In a reversal from past research (see here and here) consumers are more likely to share good experiences than bad ones, according to a recent Temkin Group survey. In fact, just 14% of the 10,000 US consumers surveyed said they were tight-lipped following a recent very good experience with a company, compared to 35% who didn’t tell anyone following a very bad experience.
The most common way of responding to a very good or very bad experience was to tell friends about it via email, phone, or in-person, something which roughly half of respondents reported doing. The next-most popular way of reacting to an interaction was to send feedback directly to the company, which one-quarter did following a very good experience and 30% did following a very bad experience.
Close behind, almost one-quarter (23%) reported writing something about the experience on Facebook, with this response equally likely regardless of the nature of the experience.
It’s somewhat surprising to see more claiming to withhold information about a bad than good experience, as the individual responses surveyed saw relatively equal levels of action. This suggests that while fewer consumers share their negative experiences, they do so using more channels.
Pay-TV and Internet Service Providers Give the Worst Experiences
The study finds that almost one-fifth of consumers who have interacted with internet service providers and TV service providers have had a bad experience, easily the highest percentage among the 20 industries tracked. That’s supported by other Temkin Group research showing that companies in these sectors have among the lowest customer experience ratings and by ACSI research demonstrating that customer satisfaction with these industries is lower than any other.

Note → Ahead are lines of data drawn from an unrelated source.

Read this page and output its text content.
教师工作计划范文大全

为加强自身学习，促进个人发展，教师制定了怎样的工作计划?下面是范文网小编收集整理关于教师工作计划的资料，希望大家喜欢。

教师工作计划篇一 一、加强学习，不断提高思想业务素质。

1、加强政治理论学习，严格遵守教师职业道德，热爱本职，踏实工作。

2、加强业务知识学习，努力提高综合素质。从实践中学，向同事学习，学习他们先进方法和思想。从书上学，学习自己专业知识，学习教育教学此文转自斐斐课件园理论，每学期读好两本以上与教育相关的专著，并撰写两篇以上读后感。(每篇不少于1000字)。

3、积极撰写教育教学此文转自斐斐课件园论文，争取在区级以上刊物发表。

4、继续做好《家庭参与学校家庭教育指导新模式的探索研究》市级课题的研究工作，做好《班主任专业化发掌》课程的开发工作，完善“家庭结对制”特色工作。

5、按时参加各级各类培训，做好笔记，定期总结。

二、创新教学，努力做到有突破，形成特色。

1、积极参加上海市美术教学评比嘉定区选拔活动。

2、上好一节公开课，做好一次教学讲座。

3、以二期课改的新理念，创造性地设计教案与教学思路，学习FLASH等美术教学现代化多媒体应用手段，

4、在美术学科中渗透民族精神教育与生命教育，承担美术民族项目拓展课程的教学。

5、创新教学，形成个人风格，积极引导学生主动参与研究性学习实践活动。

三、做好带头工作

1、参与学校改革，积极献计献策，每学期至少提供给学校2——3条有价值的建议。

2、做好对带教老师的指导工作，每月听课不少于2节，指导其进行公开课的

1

Supermarkets delivered the lowest rate of negative experiences, at just 3.9%. That tallies with the above-mentioned Temkin Group data, in which supermarkets dotted the list of companies with the best customer experience ratings.
Meanwhile, investment firms were the most likely to respond well to a bad experience, while internet and TV service companies were the least likely to provide a good response.
About the Data: The results are based on a survey fielded in Q1 2017 among 10,000 US consumers.